Por outro lado, o ME aparece alinhado com o Programa do
Governo, assumindo o compromisso de proceder a uma avaliação da realização de
exames nos primeiros anos de escolaridade.
Em conformidade com o predito compromisso, refere ter-se
desencadeado um processo de auscultação de várias organizações e
individualidades sobre as premissas para a construção do novo modelo de
avaliação do Ensino Básico. Foram ouvidos, entre outros, “o Conselho de
Escolas, o Presidente do Conselho Nacional de Educação, as Associações de
Professores de Português e de Matemática, a Confederação Nacional das
Associações de Pais, a Associação de Estabelecimentos de Ensino Particular e
Cooperativo, professores de diferentes ciclos do Ensino Básico, psicólogos,
diretores de escolas e agrupamentos de escolas e vários especialistas em
ciências da educação, didática e avaliação e desenvolvimento curricular”.
E
– considerando a “avaliação interna e externa das aprendizagens” essencial ao “sucesso
educativo dos alunos” e ao “bom desempenho das escolas” e constituindo um dever
da administração educativa monitorizar o desempenho do sistema, sobretudo no
respeitante às aprendizagens – o ME, na sequência daquele processo de avaliação
e de auscultação, apresentou à comunidade a proposta de sistema de avaliação
das aprendizagens para o Ensino Básico, a implementar já no ano letivo de
2015/2016.
***
O modelo integrado de avaliação das aprendizagens no Ensino
Básico parte dum complexo de pressupostos, de que se destacam os seguintes: o
objetivo da melhoria das aprendizagens e do sucesso escolar dos alunos, em
resultado das dinâmicas de avaliação; a opção pela avaliação contínua como
instrumento por excelência da avaliação interna, atuando os instrumentos de
avaliação externa como recurso potenciador da avaliação interna; a devolução da
aposta continuada na qualidade, pertinência e oportunidade da informação à
escola, às famílias e aos outros agentes assente na ação concertada e na cada
vez maior confiança no sistema; e a alteração da atual situação em que a avaliação
externa, centrada em apenas algumas disciplinas, conduz a um estreitamento
curricular, sentido pelos professores e pelas famílias, não sendo produzida
suficiente informação sobre outras disciplinas.

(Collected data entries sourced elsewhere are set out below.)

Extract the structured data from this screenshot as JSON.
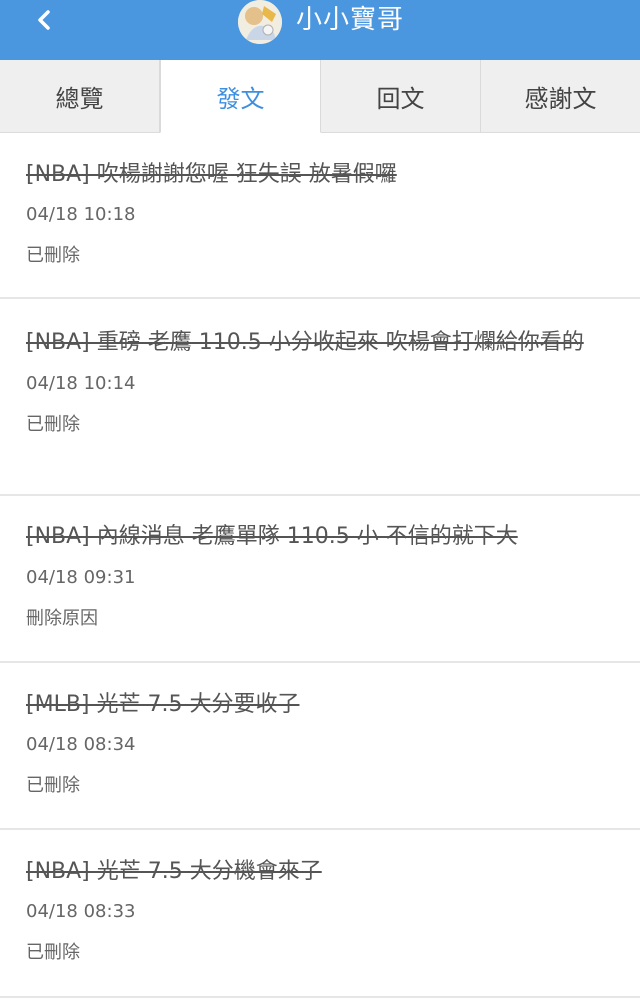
{
  "header": {
    "back_icon": "chevron-left-icon",
    "user_name": "小小寶哥",
    "colors": {
      "bar": "#4a97df",
      "text": "#ffffff"
    }
  },
  "tabs": [
    {
      "label": "總覽",
      "active": false
    },
    {
      "label": "發文",
      "active": true
    },
    {
      "label": "回文",
      "active": false
    },
    {
      "label": "感謝文",
      "active": false
    }
  ],
  "active_tab_color": "#3d8fe0",
  "posts": [
    {
      "title": "[NBA] 吹楊謝謝您喔 狂失誤 放暑假囉",
      "date": "04/18 10:18",
      "status": "已刪除"
    },
    {
      "title": "[NBA] 重磅 老鷹 110.5 小分收起來 吹楊會打爛給你看的",
      "date": "04/18 10:14",
      "status": "已刪除"
    },
    {
      "title": "[NBA] 內線消息 老鷹單隊 110.5 小 不信的就下大",
      "date": "04/18 09:31",
      "status": "刪除原因"
    },
    {
      "title": "[MLB] 光芒 7.5 大分要收了",
      "date": "04/18 08:34",
      "status": "已刪除"
    },
    {
      "title": "[NBA] 光芒 7.5 大分機會來了",
      "date": "04/18 08:33",
      "status": "已刪除"
    }
  ]
}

Quanto à organização do modelo, o ME clarifica os propósitos
da avaliação no quadro das provas de aferição e no das provas finais de
avaliação; define os momentos, finalidade e forma de utilização dos resultados da
aferição; determina o momento e objeto das provas finais.
Assim, “são clarificados os propósitos” e os termos “da
avaliação externa”. Neste âmbito, as provas de aferição das aprendizagens
visam: acompanhar o desenvolvimento do currículo nas diferentes áreas (e não apenas nas disciplinas de Português e de Matemática); fornecer informações detalhadas à escola, aos professores,
aos encarregados de educação e aos alunos sobre o desempenho destes; e potenciar
uma intervenção pedagógica atempada, dirigida às dificuldades específicas de
cada aluno. Por seu turno, as provas finais de avaliação das
aprendizagens visam: avaliar o desempenho dos alunos no final do ensino básico;
e certificar a conclusão do ensino básico, momento em que se abrem
oportunidades de escolha dos percursos escolares.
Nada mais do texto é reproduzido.